There are a lot of things that can go wrong when dealing with certificates of insurance (COIs). Mistakes are made, things fall through the crack and some important details are completely overlooked. The checklist below covers the most common problems found in the collection, evaluation, notification and monitoring of COIs.
By law, the Insured (tenant, vendor, contractor, etc.) cannot issue its own COI. It must come from a licensed insurance broker. If there is any doubt about the source or veracity of the COI you have received, call the Insured's broker.
Having a COI in hand doesn't necessarily mean you have properly protected yourself against risk, and one size doesn't fit all. Determine the relative risk of each Insured and develop insurance coverage guidelines aligned with the nature of the risk.

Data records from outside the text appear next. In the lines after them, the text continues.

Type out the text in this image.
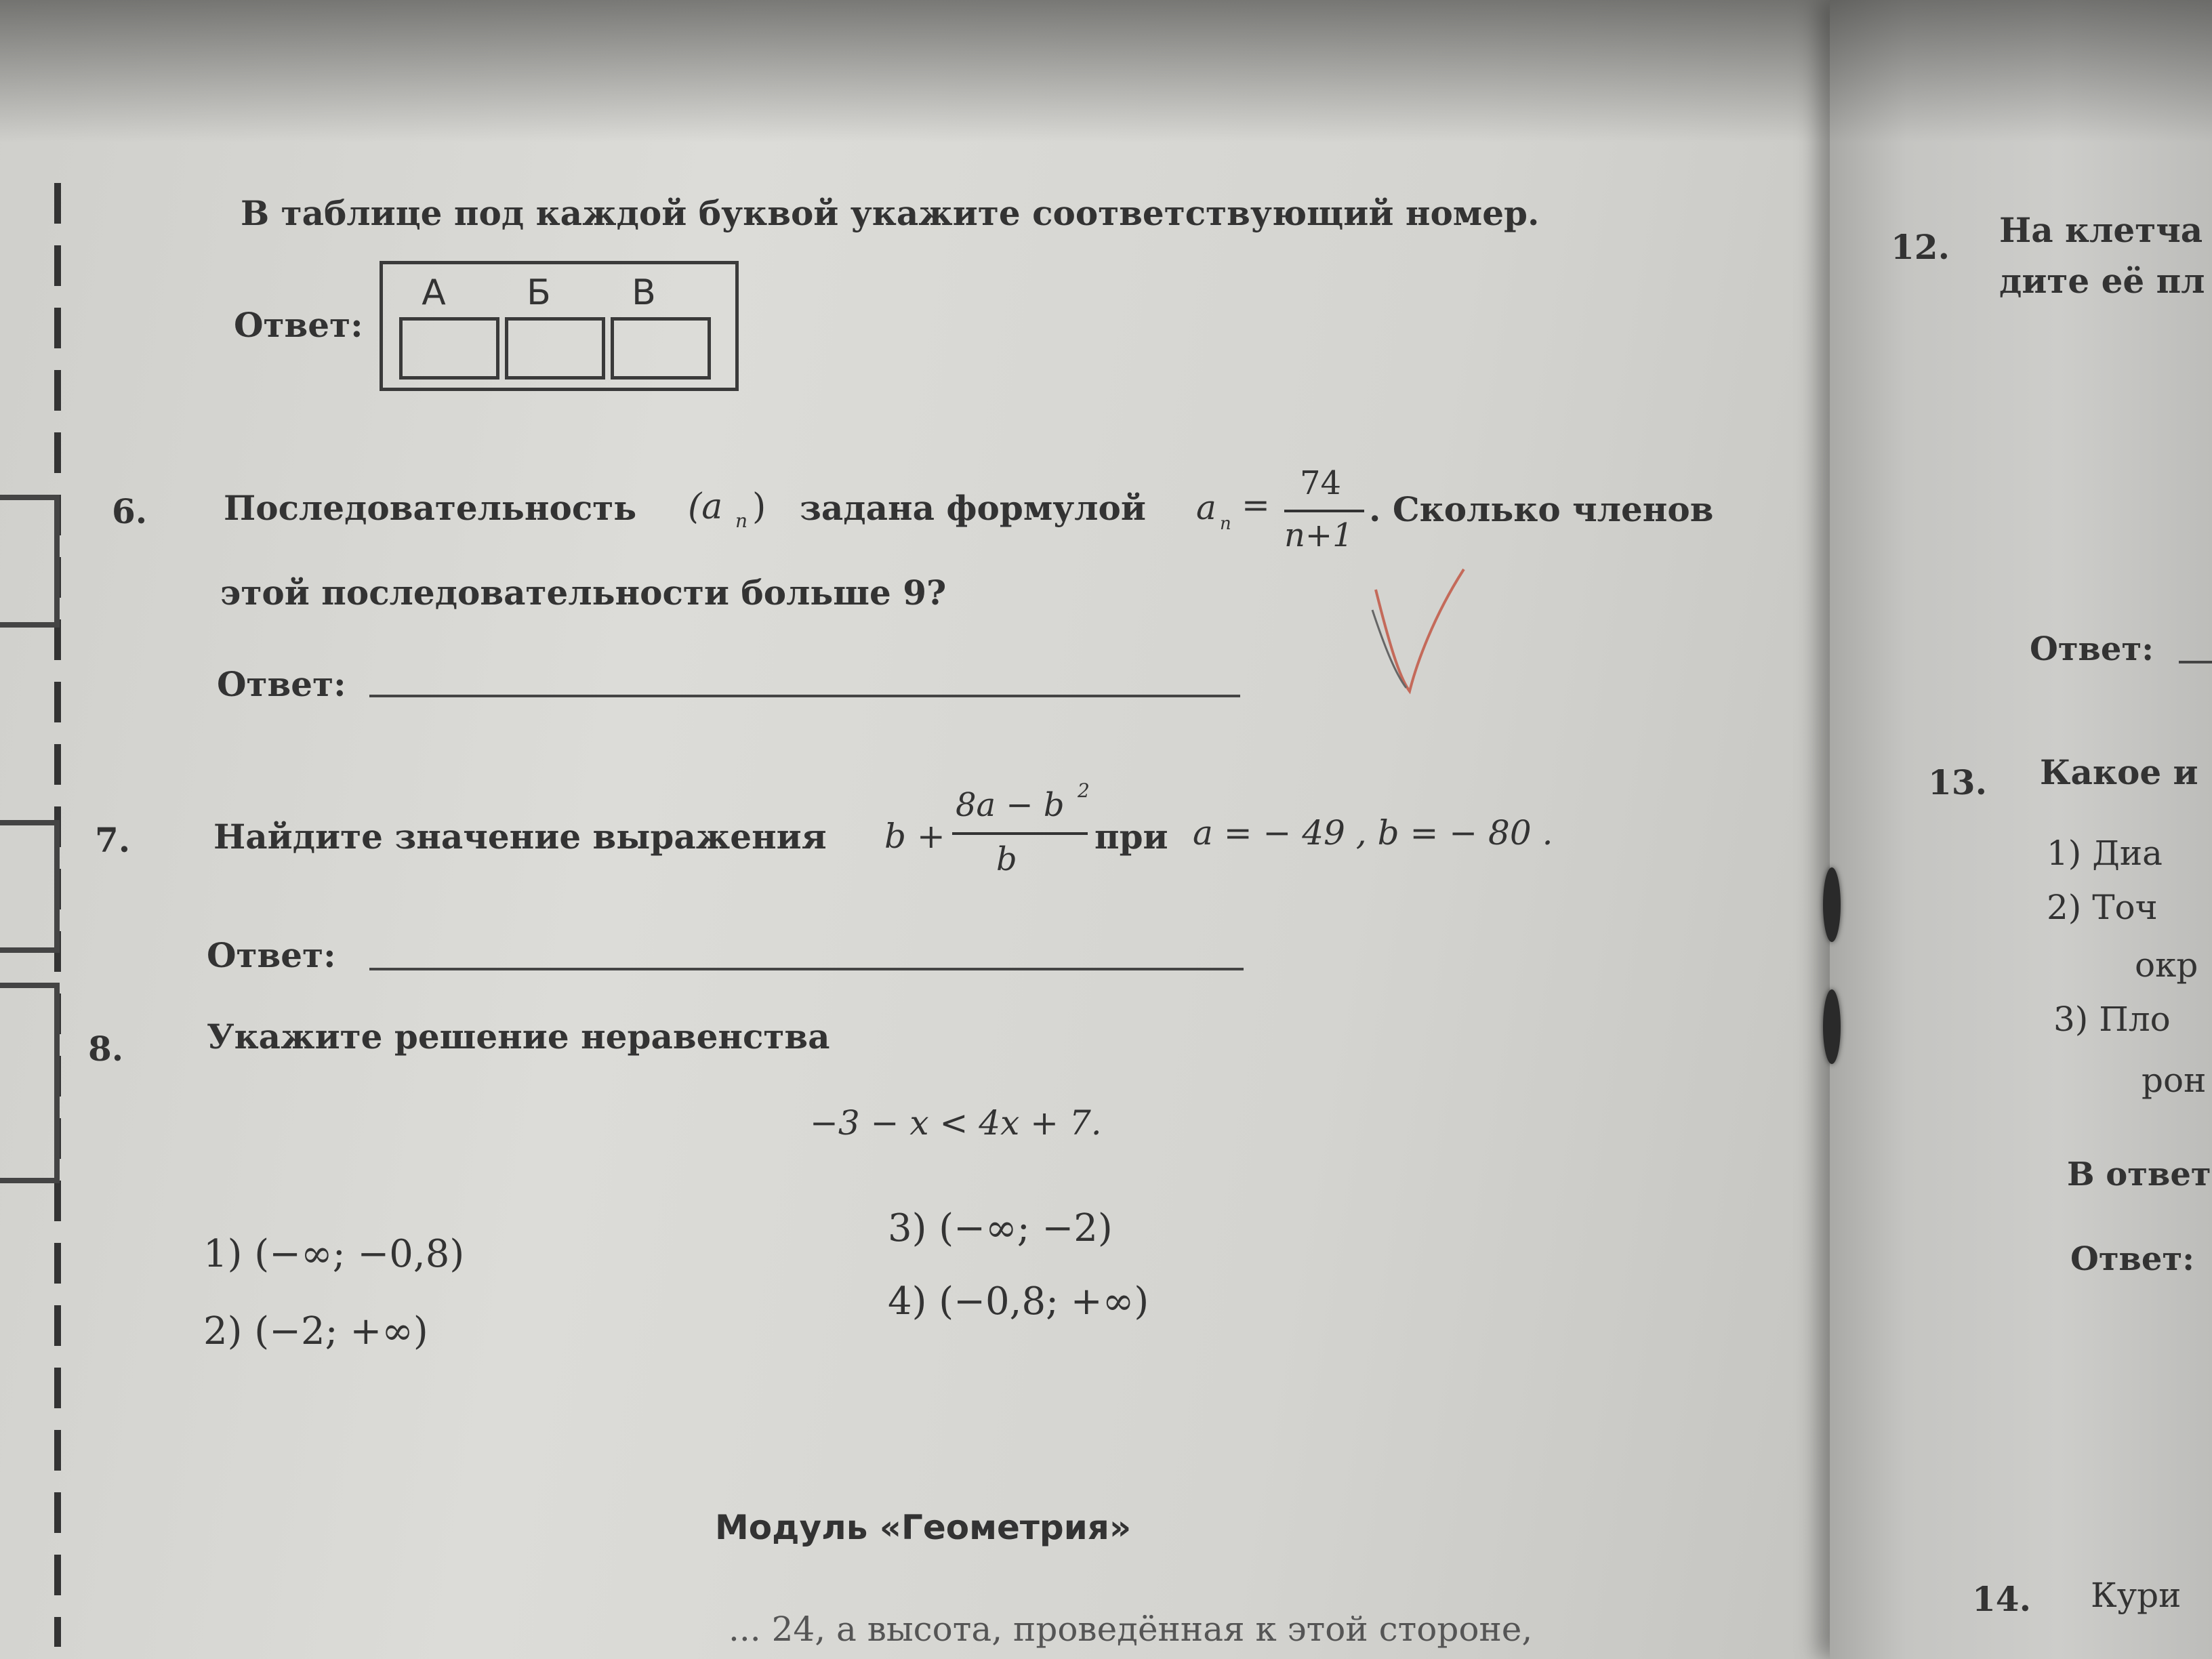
В таблице под каждой буквой укажите соответствующий номер.
Ответ:
А	Б	В
6. Последовательность (a n ) задана формулой a n =
74
n+1
. Сколько членов
этой последовательности больше 9?
Ответ:
7. Найдите значение выражения b +
8a − b 2
b
при a = − 49 , b = − 80 .
Ответ:
8. Укажите решение неравенства
−3 − x < 4x + 7.
1) (−∞; −0,8)
2) (−2; +∞)
3) (−∞; −2)
4) (−0,8; +∞)
Модуль «Геометрия»
... 24, а высота, проведённая к этой стороне,
12. На клетча
дите её пл
Ответ:
13. Какое и
1) Диа
2) Точ
окр
3) Пло
рон
В ответ
Ответ:
14. Кури
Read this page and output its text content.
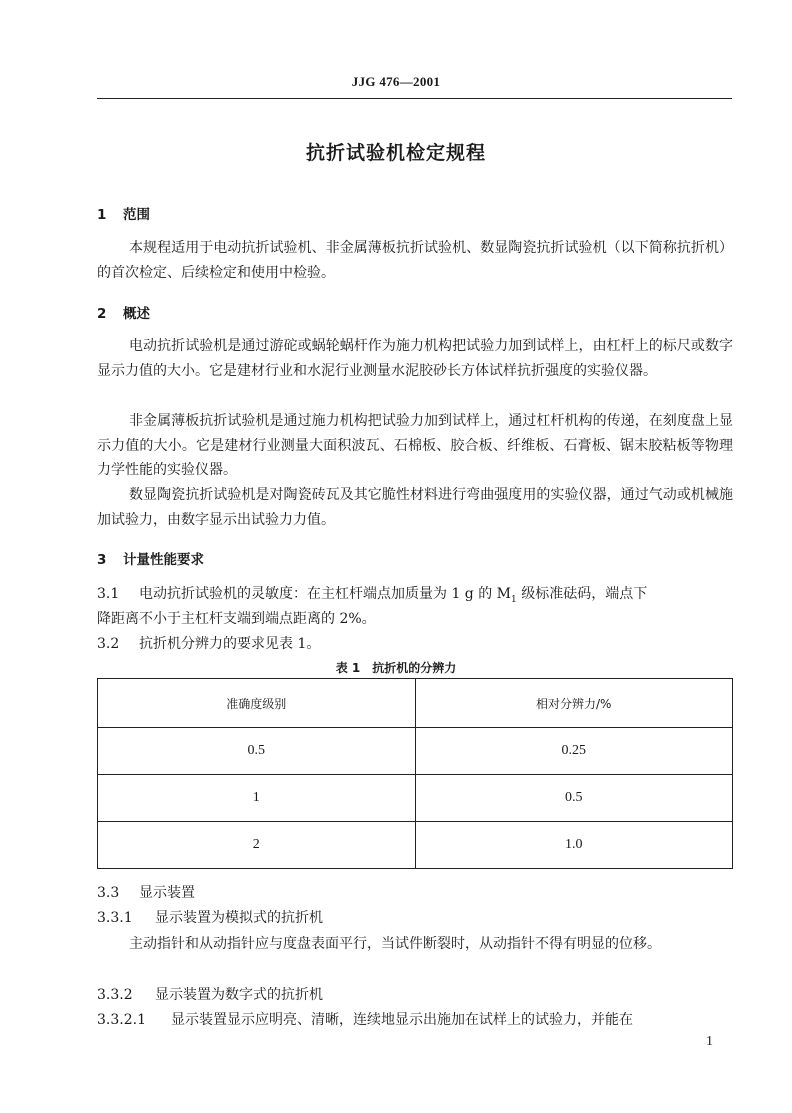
JJG 476—2001
抗折试验机检定规程
1 范围

本规程适用于电动抗折试验机、非金属薄板抗折试验机、数显陶瓷抗折试验机（以下简称抗折机）的首次检定、后续检定和使用中检验。

2 概述

电动抗折试验机是通过游砣或蜗轮蜗杆作为施力机构把试验力加到试样上，由杠杆上的标尺或数字显示力值的大小。它是建材行业和水泥行业测量水泥胶砂长方体试样抗折强度的实验仪器。

非金属薄板抗折试验机是通过施力机构把试验力加到试样上，通过杠杆机构的传递，在刻度盘上显示力值的大小。它是建材行业测量大面积波瓦、石棉板、胶合板、纤维板、石膏板、锯末胶粘板等物理力学性能的实验仪器。

数显陶瓷抗折试验机是对陶瓷砖瓦及其它脆性材料进行弯曲强度用的实验仪器，通过气动或机械施加试验力，由数字显示出试验力力值。

3 计量性能要求
3.1 电动抗折试验机的灵敏度：在主杠杆端点加质量为 1 g 的 $M_1$ 级标准砝码，端点下
降距离不小于主杠杆支端到端点距离的 2%。
3.2 抗折机分辨力的要求见表 1。
表 1　抗折机的分辨力
准确度级别	相对分辨力/%
0.5	0.25
1	0.5
2	1.0
3.3 显示装置
3.3.1 显示装置为模拟式的抗折机

主动指针和从动指针应与度盘表面平行，当试件断裂时，从动指针不得有明显的位移。

3.3.2 显示装置为数字式的抗折机
3.3.2.1 显示装置显示应明亮、清晰，连续地显示出施加在试样上的试验力，并能在
1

An Insured who is not in compliance must be notified and followed up. This means lines of communication must be established and procedures put in place to make certain the Insured responds and complies with your requirements.
Often this task is looked upon as nuisance paperwork and doesn't get the attention it deserves. Designate one or more individuals to take possession of this important business process and hold them accountable.
All too often vendors begin the job, or the tenant takes possession of the space before you have received all the necessary paperwork. Establish a formal, consistent procedure for processing all new Insureds.
COIs expire at the end of the policy period. Do you have a system in place to monitor this important information and act upon it? Is it working?
Can you evaluate the success of your current COI management program? If you don't know how you're doing you probably aren't doing the best job possible.
There are a lot of moving parts to COI tracking, and you need a certain level of insurance knowledge and discipline to do it properly. Be honest about your own capabilities. Often your own insurance broker will take on the task, and there are outsourced COI tracking firms that can help.
Following these basic steps can make all the difference between best-practices risk transfer and potentially catastrophic risk exposure. Don't be caught by surprise!